Onlangs luisterde ik naar een reportage van de journalist Dick Drayer. Hij sprak in Museum Tula met Meindert Fennema over Toussaint Louverture en Tula. Dat wil zeggen, Meindert doceerde en Dick luisterde. Samen met die aardige Mildred Rafaela die het tweetal rondleidde en te aardig was om Meindert tegen te spreken.
Tegenspreken was ook een beetje moeilijk, hoewel Meindert maar een beetje uit zijn nek liep te kletsen. Zijn geruststellend stemgeluid en - terechte - autoriteit als emeritus hoogleraar hadden zo’n impact dat het tweetal geneigd was om eerbiedig te luisteren.
Fennema was op dreef.

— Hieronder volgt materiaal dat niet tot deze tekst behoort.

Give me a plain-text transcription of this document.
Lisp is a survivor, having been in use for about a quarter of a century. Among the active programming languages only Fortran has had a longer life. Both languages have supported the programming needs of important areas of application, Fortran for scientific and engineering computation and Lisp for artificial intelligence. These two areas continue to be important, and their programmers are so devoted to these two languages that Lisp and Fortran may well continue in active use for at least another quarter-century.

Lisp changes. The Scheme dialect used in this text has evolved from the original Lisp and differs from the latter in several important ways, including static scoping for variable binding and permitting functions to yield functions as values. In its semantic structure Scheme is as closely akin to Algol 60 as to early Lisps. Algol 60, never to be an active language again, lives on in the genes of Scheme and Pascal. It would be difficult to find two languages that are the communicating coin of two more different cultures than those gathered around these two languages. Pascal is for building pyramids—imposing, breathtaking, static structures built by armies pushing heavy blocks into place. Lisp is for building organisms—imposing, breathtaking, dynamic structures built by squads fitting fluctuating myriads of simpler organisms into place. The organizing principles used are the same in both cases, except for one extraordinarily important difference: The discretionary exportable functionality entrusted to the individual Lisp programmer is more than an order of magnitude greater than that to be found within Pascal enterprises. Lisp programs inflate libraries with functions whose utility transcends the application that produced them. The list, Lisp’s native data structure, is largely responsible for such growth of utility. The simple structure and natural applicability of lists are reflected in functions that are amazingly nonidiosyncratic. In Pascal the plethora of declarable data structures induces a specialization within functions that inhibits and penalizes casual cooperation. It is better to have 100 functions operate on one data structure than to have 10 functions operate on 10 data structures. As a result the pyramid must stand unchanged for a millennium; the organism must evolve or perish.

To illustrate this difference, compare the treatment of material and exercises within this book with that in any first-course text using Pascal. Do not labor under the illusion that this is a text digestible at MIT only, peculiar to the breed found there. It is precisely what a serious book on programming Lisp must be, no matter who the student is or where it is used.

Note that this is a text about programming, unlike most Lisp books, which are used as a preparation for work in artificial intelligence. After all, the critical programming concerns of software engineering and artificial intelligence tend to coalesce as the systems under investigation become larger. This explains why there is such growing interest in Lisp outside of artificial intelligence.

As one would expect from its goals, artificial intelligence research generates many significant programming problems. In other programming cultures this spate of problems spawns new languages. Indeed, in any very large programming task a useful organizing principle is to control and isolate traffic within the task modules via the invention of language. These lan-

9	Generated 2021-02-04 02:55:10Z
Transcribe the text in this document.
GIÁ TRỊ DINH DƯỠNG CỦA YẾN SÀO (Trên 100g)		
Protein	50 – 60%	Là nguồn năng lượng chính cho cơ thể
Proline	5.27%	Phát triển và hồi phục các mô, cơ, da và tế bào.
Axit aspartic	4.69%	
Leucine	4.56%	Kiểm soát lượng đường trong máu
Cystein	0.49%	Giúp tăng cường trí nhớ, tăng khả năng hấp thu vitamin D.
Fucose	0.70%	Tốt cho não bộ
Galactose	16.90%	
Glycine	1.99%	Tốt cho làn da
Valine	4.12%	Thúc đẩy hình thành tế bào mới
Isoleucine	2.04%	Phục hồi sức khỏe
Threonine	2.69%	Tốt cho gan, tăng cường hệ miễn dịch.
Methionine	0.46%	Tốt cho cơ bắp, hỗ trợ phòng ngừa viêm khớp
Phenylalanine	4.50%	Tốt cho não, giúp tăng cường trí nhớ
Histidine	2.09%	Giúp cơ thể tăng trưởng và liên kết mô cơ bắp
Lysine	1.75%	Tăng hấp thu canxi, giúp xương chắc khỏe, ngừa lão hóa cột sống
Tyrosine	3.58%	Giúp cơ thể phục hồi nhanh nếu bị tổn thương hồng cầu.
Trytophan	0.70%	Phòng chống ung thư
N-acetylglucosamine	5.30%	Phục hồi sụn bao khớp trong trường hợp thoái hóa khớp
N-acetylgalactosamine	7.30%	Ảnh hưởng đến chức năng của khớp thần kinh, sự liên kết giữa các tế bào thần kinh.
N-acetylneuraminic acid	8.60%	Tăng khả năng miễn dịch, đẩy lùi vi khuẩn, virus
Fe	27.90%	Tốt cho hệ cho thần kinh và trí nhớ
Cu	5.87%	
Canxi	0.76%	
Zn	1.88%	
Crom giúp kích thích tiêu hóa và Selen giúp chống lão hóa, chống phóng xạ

Hij had die ochtend of middag zijn wetenschappelijke acribie maar even in de ijskast gezet en trok onverdroten de conclusie dat Curaçao hetzelfde ellendige lot beschoren zou zijn geweest als Haïti, indien Tula, net als Toussaint en Dessalines, had gewonnen van de Nederlanders.
Die Meindert!
Dick Drayer bood nog zwakjes wat weerstand en vroeg hoe hij die lijn zo kon doortrekken.
Nou, zei Meindert, dat zie je toch aan wat er is gebeurd na de Sovjet-revolutie en de Cubaanse revolutie? Van al die gewelddadigheid komt niks goeds. Volgens Meindert, maar dat zei-ie niet, hadden de tsaar en dictator Batista nog lekker een tijdje moeten blijven zitten en hun eigen gewelddadigheid op hun gemak moeten kunnen uitleven…
Wat Meindert in feite ook impliceerde was dat Curaçao blij mocht zijn dat de Nederlanders hun heilzame kolonisatie nog zo’n tweehonderd jaar hadden voortgezet. Zaten ze immers nu niet gezellig en ontspannen te praten? Nee, die Hollanders hadden het maar goed gedaan. Duizenden Afrikanen geïmporteerd en er flink de wind onder gehouden!
Nou, Meindert, misschien kan je een volgende keer wat voorzichtiger en wetenschappelijker zijn in je uitspraken. Professorale kletskoek hebben we niet nodig. Dat moet je haast wel met me eens zijn. Sterker nog: je bént het met me eens!